Most of the Machine Learning applications built with image data in mind expect a consistent, often square, image resolution on all of the observations you pipe in.

This means that one must consider:

  • Oblong, non-square images
  • Images of different sizes

For purposes of demonstration, let’s consider three images that were deliberately rectangular and of mismatched sizes (here, stacked together)

_images/_stacked.png

Resolving Rectangles

Before we do any image rescaling, we first ensure that all of our data is a square. We do this by padding our images with (R, G, B) = (0, 0, 0) black, anchoring the image in the top-left.

I like how paint.net illustrates this.

_images/anchor.png

This will give an image like the following

_images/bug_fixing_square.jpg

Resolving Image Sizes

We coded up two approaches for handing differences in image resolutions, flexible to your use case. Both of which correspond to the --consider_size, -c argument you specify when running kneejerk transfer at the command line.

Setting consider_size=False, the default

If you want the size/resolution of your input images to have no bearing on the results of your algorithm/analysis, use this argument.

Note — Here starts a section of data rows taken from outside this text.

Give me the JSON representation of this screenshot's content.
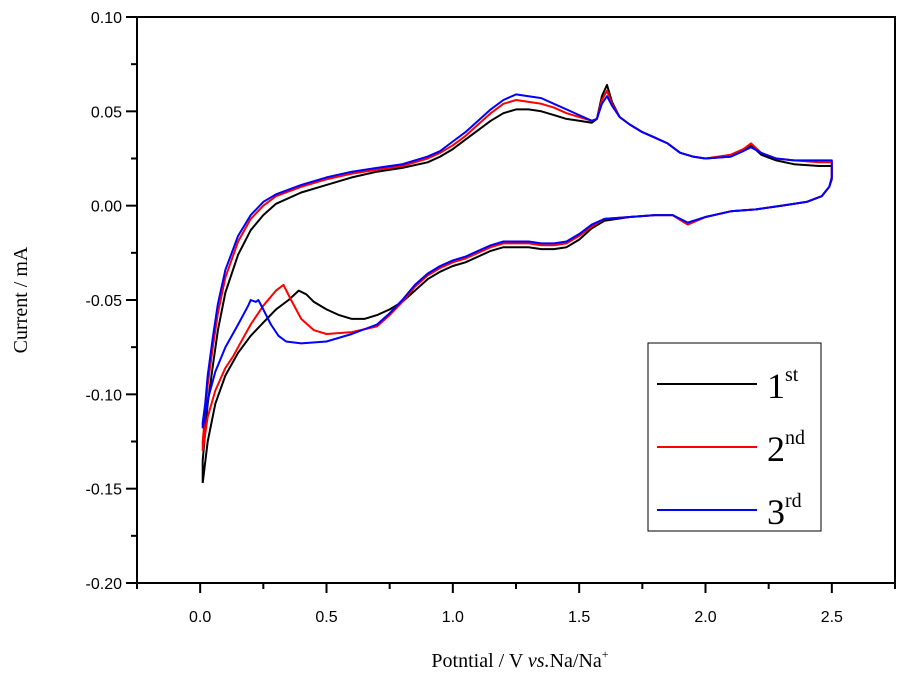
{
  "chart_data": {
    "type": "line",
    "title": "",
    "xlabel": {
      "main": "Potntial / V ",
      "italic": "vs.",
      "rest": "Na/Na",
      "sup": "+"
    },
    "ylabel": "Current / mA",
    "xlim": [
      -0.25,
      2.75
    ],
    "ylim": [
      -0.2,
      0.1
    ],
    "x_ticks": [
      0.0,
      0.5,
      1.0,
      1.5,
      2.0,
      2.5
    ],
    "x_tick_labels": [
      "0.0",
      "0.5",
      "1.0",
      "1.5",
      "2.0",
      "2.5"
    ],
    "x_minor_ticks": [
      -0.25,
      0.25,
      0.75,
      1.25,
      1.75,
      2.25,
      2.75
    ],
    "y_ticks": [
      0.1,
      0.05,
      0.0,
      -0.05,
      -0.1,
      -0.15,
      -0.2
    ],
    "y_tick_labels": [
      "0.10",
      "0.05",
      "0.00",
      "-0.05",
      "-0.10",
      "-0.15",
      "-0.20"
    ],
    "y_minor_ticks": [
      0.075,
      0.025,
      -0.025,
      -0.075,
      -0.125,
      -0.175
    ],
    "grid": false,
    "legend": {
      "placement": "bottom-right",
      "entries": [
        {
          "main": "1",
          "sup": "st"
        },
        {
          "main": "2",
          "sup": "nd"
        },
        {
          "main": "3",
          "sup": "rd"
        }
      ]
    },
    "series": [
      {
        "name": "1st",
        "color": "#000000",
        "points": [
          [
            0.01,
            -0.147
          ],
          [
            0.03,
            -0.125
          ],
          [
            0.06,
            -0.105
          ],
          [
            0.1,
            -0.09
          ],
          [
            0.15,
            -0.078
          ],
          [
            0.2,
            -0.069
          ],
          [
            0.25,
            -0.062
          ],
          [
            0.3,
            -0.055
          ],
          [
            0.35,
            -0.05
          ],
          [
            0.39,
            -0.045
          ],
          [
            0.42,
            -0.047
          ],
          [
            0.45,
            -0.051
          ],
          [
            0.5,
            -0.055
          ],
          [
            0.55,
            -0.058
          ],
          [
            0.6,
            -0.06
          ],
          [
            0.65,
            -0.06
          ],
          [
            0.7,
            -0.058
          ],
          [
            0.75,
            -0.055
          ],
          [
            0.8,
            -0.051
          ],
          [
            0.85,
            -0.045
          ],
          [
            0.9,
            -0.039
          ],
          [
            0.95,
            -0.035
          ],
          [
            1.0,
            -0.032
          ],
          [
            1.05,
            -0.03
          ],
          [
            1.1,
            -0.027
          ],
          [
            1.15,
            -0.024
          ],
          [
            1.2,
            -0.022
          ],
          [
            1.25,
            -0.022
          ],
          [
            1.3,
            -0.022
          ],
          [
            1.35,
            -0.023
          ],
          [
            1.4,
            -0.023
          ],
          [
            1.45,
            -0.022
          ],
          [
            1.5,
            -0.018
          ],
          [
            1.55,
            -0.012
          ],
          [
            1.6,
            -0.008
          ],
          [
            1.7,
            -0.006
          ],
          [
            1.8,
            -0.005
          ],
          [
            1.87,
            -0.005
          ],
          [
            1.93,
            -0.01
          ],
          [
            2.0,
            -0.006
          ],
          [
            2.1,
            -0.003
          ],
          [
            2.2,
            -0.002
          ],
          [
            2.3,
            0.0
          ],
          [
            2.4,
            0.002
          ],
          [
            2.46,
            0.005
          ],
          [
            2.49,
            0.01
          ],
          [
            2.5,
            0.014
          ],
          [
            2.5,
            0.021
          ],
          [
            2.45,
            0.021
          ],
          [
            2.35,
            0.022
          ],
          [
            2.28,
            0.024
          ],
          [
            2.22,
            0.027
          ],
          [
            2.18,
            0.032
          ],
          [
            2.15,
            0.029
          ],
          [
            2.1,
            0.026
          ],
          [
            2.0,
            0.025
          ],
          [
            1.95,
            0.026
          ],
          [
            1.9,
            0.028
          ],
          [
            1.85,
            0.033
          ],
          [
            1.8,
            0.036
          ],
          [
            1.75,
            0.039
          ],
          [
            1.7,
            0.043
          ],
          [
            1.66,
            0.047
          ],
          [
            1.63,
            0.055
          ],
          [
            1.61,
            0.064
          ],
          [
            1.59,
            0.058
          ],
          [
            1.57,
            0.046
          ],
          [
            1.55,
            0.044
          ],
          [
            1.5,
            0.045
          ],
          [
            1.45,
            0.046
          ],
          [
            1.4,
            0.048
          ],
          [
            1.35,
            0.05
          ],
          [
            1.3,
            0.051
          ],
          [
            1.25,
            0.051
          ],
          [
            1.2,
            0.049
          ],
          [
            1.15,
            0.045
          ],
          [
            1.1,
            0.04
          ],
          [
            1.05,
            0.035
          ],
          [
            1.0,
            0.03
          ],
          [
            0.95,
            0.026
          ],
          [
            0.9,
            0.023
          ],
          [
            0.8,
            0.02
          ],
          [
            0.7,
            0.018
          ],
          [
            0.6,
            0.015
          ],
          [
            0.5,
            0.011
          ],
          [
            0.4,
            0.007
          ],
          [
            0.3,
            0.001
          ],
          [
            0.25,
            -0.005
          ],
          [
            0.2,
            -0.013
          ],
          [
            0.15,
            -0.026
          ],
          [
            0.1,
            -0.046
          ],
          [
            0.07,
            -0.066
          ],
          [
            0.05,
            -0.085
          ],
          [
            0.03,
            -0.105
          ],
          [
            0.02,
            -0.12
          ],
          [
            0.01,
            -0.135
          ],
          [
            0.01,
            -0.147
          ]
        ]
      },
      {
        "name": "2nd",
        "color": "#ff0000",
        "points": [
          [
            0.01,
            -0.13
          ],
          [
            0.03,
            -0.112
          ],
          [
            0.06,
            -0.098
          ],
          [
            0.1,
            -0.086
          ],
          [
            0.13,
            -0.08
          ],
          [
            0.15,
            -0.075
          ],
          [
            0.2,
            -0.063
          ],
          [
            0.25,
            -0.053
          ],
          [
            0.3,
            -0.045
          ],
          [
            0.33,
            -0.042
          ],
          [
            0.36,
            -0.05
          ],
          [
            0.4,
            -0.06
          ],
          [
            0.45,
            -0.066
          ],
          [
            0.5,
            -0.068
          ],
          [
            0.6,
            -0.067
          ],
          [
            0.7,
            -0.064
          ],
          [
            0.75,
            -0.058
          ],
          [
            0.8,
            -0.051
          ],
          [
            0.85,
            -0.043
          ],
          [
            0.9,
            -0.037
          ],
          [
            0.95,
            -0.033
          ],
          [
            1.0,
            -0.03
          ],
          [
            1.05,
            -0.028
          ],
          [
            1.1,
            -0.025
          ],
          [
            1.15,
            -0.022
          ],
          [
            1.2,
            -0.02
          ],
          [
            1.25,
            -0.02
          ],
          [
            1.3,
            -0.02
          ],
          [
            1.35,
            -0.021
          ],
          [
            1.4,
            -0.021
          ],
          [
            1.45,
            -0.02
          ],
          [
            1.5,
            -0.016
          ],
          [
            1.55,
            -0.011
          ],
          [
            1.6,
            -0.007
          ],
          [
            1.7,
            -0.006
          ],
          [
            1.8,
            -0.005
          ],
          [
            1.87,
            -0.005
          ],
          [
            1.93,
            -0.01
          ],
          [
            2.0,
            -0.006
          ],
          [
            2.1,
            -0.003
          ],
          [
            2.2,
            -0.002
          ],
          [
            2.3,
            0.0
          ],
          [
            2.4,
            0.002
          ],
          [
            2.46,
            0.005
          ],
          [
            2.49,
            0.01
          ],
          [
            2.5,
            0.015
          ],
          [
            2.5,
            0.023
          ],
          [
            2.45,
            0.023
          ],
          [
            2.35,
            0.024
          ],
          [
            2.28,
            0.025
          ],
          [
            2.22,
            0.028
          ],
          [
            2.18,
            0.033
          ],
          [
            2.15,
            0.03
          ],
          [
            2.1,
            0.027
          ],
          [
            2.0,
            0.025
          ],
          [
            1.95,
            0.026
          ],
          [
            1.9,
            0.028
          ],
          [
            1.85,
            0.033
          ],
          [
            1.8,
            0.036
          ],
          [
            1.75,
            0.039
          ],
          [
            1.7,
            0.043
          ],
          [
            1.66,
            0.047
          ],
          [
            1.63,
            0.054
          ],
          [
            1.61,
            0.061
          ],
          [
            1.59,
            0.056
          ],
          [
            1.57,
            0.046
          ],
          [
            1.55,
            0.045
          ],
          [
            1.5,
            0.047
          ],
          [
            1.45,
            0.049
          ],
          [
            1.4,
            0.052
          ],
          [
            1.35,
            0.054
          ],
          [
            1.3,
            0.055
          ],
          [
            1.25,
            0.056
          ],
          [
            1.2,
            0.054
          ],
          [
            1.15,
            0.049
          ],
          [
            1.1,
            0.043
          ],
          [
            1.05,
            0.037
          ],
          [
            1.0,
            0.032
          ],
          [
            0.95,
            0.028
          ],
          [
            0.9,
            0.025
          ],
          [
            0.8,
            0.021
          ],
          [
            0.7,
            0.019
          ],
          [
            0.6,
            0.017
          ],
          [
            0.5,
            0.014
          ],
          [
            0.4,
            0.01
          ],
          [
            0.3,
            0.005
          ],
          [
            0.25,
            0.0
          ],
          [
            0.2,
            -0.007
          ],
          [
            0.15,
            -0.019
          ],
          [
            0.1,
            -0.038
          ],
          [
            0.07,
            -0.057
          ],
          [
            0.05,
            -0.075
          ],
          [
            0.03,
            -0.095
          ],
          [
            0.02,
            -0.11
          ],
          [
            0.01,
            -0.125
          ],
          [
            0.01,
            -0.13
          ]
        ]
      },
      {
        "name": "3rd",
        "color": "#0000ff",
        "points": [
          [
            0.01,
            -0.118
          ],
          [
            0.03,
            -0.103
          ],
          [
            0.06,
            -0.088
          ],
          [
            0.1,
            -0.075
          ],
          [
            0.15,
            -0.063
          ],
          [
            0.19,
            -0.053
          ],
          [
            0.2,
            -0.05
          ],
          [
            0.22,
            -0.051
          ],
          [
            0.23,
            -0.05
          ],
          [
            0.25,
            -0.055
          ],
          [
            0.28,
            -0.063
          ],
          [
            0.31,
            -0.069
          ],
          [
            0.34,
            -0.072
          ],
          [
            0.4,
            -0.073
          ],
          [
            0.5,
            -0.072
          ],
          [
            0.6,
            -0.068
          ],
          [
            0.7,
            -0.063
          ],
          [
            0.75,
            -0.057
          ],
          [
            0.8,
            -0.05
          ],
          [
            0.85,
            -0.042
          ],
          [
            0.9,
            -0.036
          ],
          [
            0.95,
            -0.032
          ],
          [
            1.0,
            -0.029
          ],
          [
            1.05,
            -0.027
          ],
          [
            1.1,
            -0.024
          ],
          [
            1.15,
            -0.021
          ],
          [
            1.2,
            -0.019
          ],
          [
            1.25,
            -0.019
          ],
          [
            1.3,
            -0.019
          ],
          [
            1.35,
            -0.02
          ],
          [
            1.4,
            -0.02
          ],
          [
            1.45,
            -0.019
          ],
          [
            1.5,
            -0.015
          ],
          [
            1.55,
            -0.01
          ],
          [
            1.6,
            -0.007
          ],
          [
            1.7,
            -0.006
          ],
          [
            1.8,
            -0.005
          ],
          [
            1.87,
            -0.005
          ],
          [
            1.93,
            -0.009
          ],
          [
            2.0,
            -0.006
          ],
          [
            2.1,
            -0.003
          ],
          [
            2.2,
            -0.002
          ],
          [
            2.3,
            0.0
          ],
          [
            2.4,
            0.002
          ],
          [
            2.46,
            0.005
          ],
          [
            2.49,
            0.01
          ],
          [
            2.5,
            0.015
          ],
          [
            2.5,
            0.024
          ],
          [
            2.45,
            0.024
          ],
          [
            2.35,
            0.024
          ],
          [
            2.28,
            0.025
          ],
          [
            2.22,
            0.028
          ],
          [
            2.18,
            0.031
          ],
          [
            2.15,
            0.029
          ],
          [
            2.1,
            0.026
          ],
          [
            2.0,
            0.025
          ],
          [
            1.95,
            0.026
          ],
          [
            1.9,
            0.028
          ],
          [
            1.85,
            0.033
          ],
          [
            1.8,
            0.036
          ],
          [
            1.75,
            0.039
          ],
          [
            1.7,
            0.043
          ],
          [
            1.66,
            0.047
          ],
          [
            1.63,
            0.053
          ],
          [
            1.61,
            0.058
          ],
          [
            1.59,
            0.054
          ],
          [
            1.57,
            0.046
          ],
          [
            1.55,
            0.045
          ],
          [
            1.5,
            0.048
          ],
          [
            1.45,
            0.051
          ],
          [
            1.4,
            0.054
          ],
          [
            1.35,
            0.057
          ],
          [
            1.3,
            0.058
          ],
          [
            1.25,
            0.059
          ],
          [
            1.2,
            0.056
          ],
          [
            1.15,
            0.051
          ],
          [
            1.1,
            0.045
          ],
          [
            1.05,
            0.039
          ],
          [
            1.0,
            0.034
          ],
          [
            0.95,
            0.029
          ],
          [
            0.9,
            0.026
          ],
          [
            0.8,
            0.022
          ],
          [
            0.7,
            0.02
          ],
          [
            0.6,
            0.018
          ],
          [
            0.5,
            0.015
          ],
          [
            0.4,
            0.011
          ],
          [
            0.3,
            0.006
          ],
          [
            0.25,
            0.002
          ],
          [
            0.2,
            -0.005
          ],
          [
            0.15,
            -0.016
          ],
          [
            0.1,
            -0.034
          ],
          [
            0.07,
            -0.052
          ],
          [
            0.05,
            -0.07
          ],
          [
            0.03,
            -0.09
          ],
          [
            0.02,
            -0.105
          ],
          [
            0.01,
            -0.115
          ],
          [
            0.01,
            -0.118
          ]
        ]
      }
    ]
  }
}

After padding each image to a square, it will either up or downscale each image to the same uniform size. (See Rescaling Images for more on this.)

Your resulting images will look like this, layered for comparison.

_images/_stacked_downscaled.png

Setting consider_size=True

Alternatively, maybe the size of your image is of some importance. Setting this argument to True will parse through your input directory to find the largest height/width dimension, and then pad every single image with black until it achieves that resolution.

Again, we’ll layer the resulting images for comparison.

_images/_stacked_expanded.png

Rescaling Images

Finally, regardless of which image-size-mismatch scheme you elect to use, the final step of the internal transfer() method handles for you is rescaling each image to some predetermined n X n size, that we call --rescale_len. The default is 200.

This is commonplace, especially for large images/datasets, as it lowers the memory strain needed to run through your algorithms.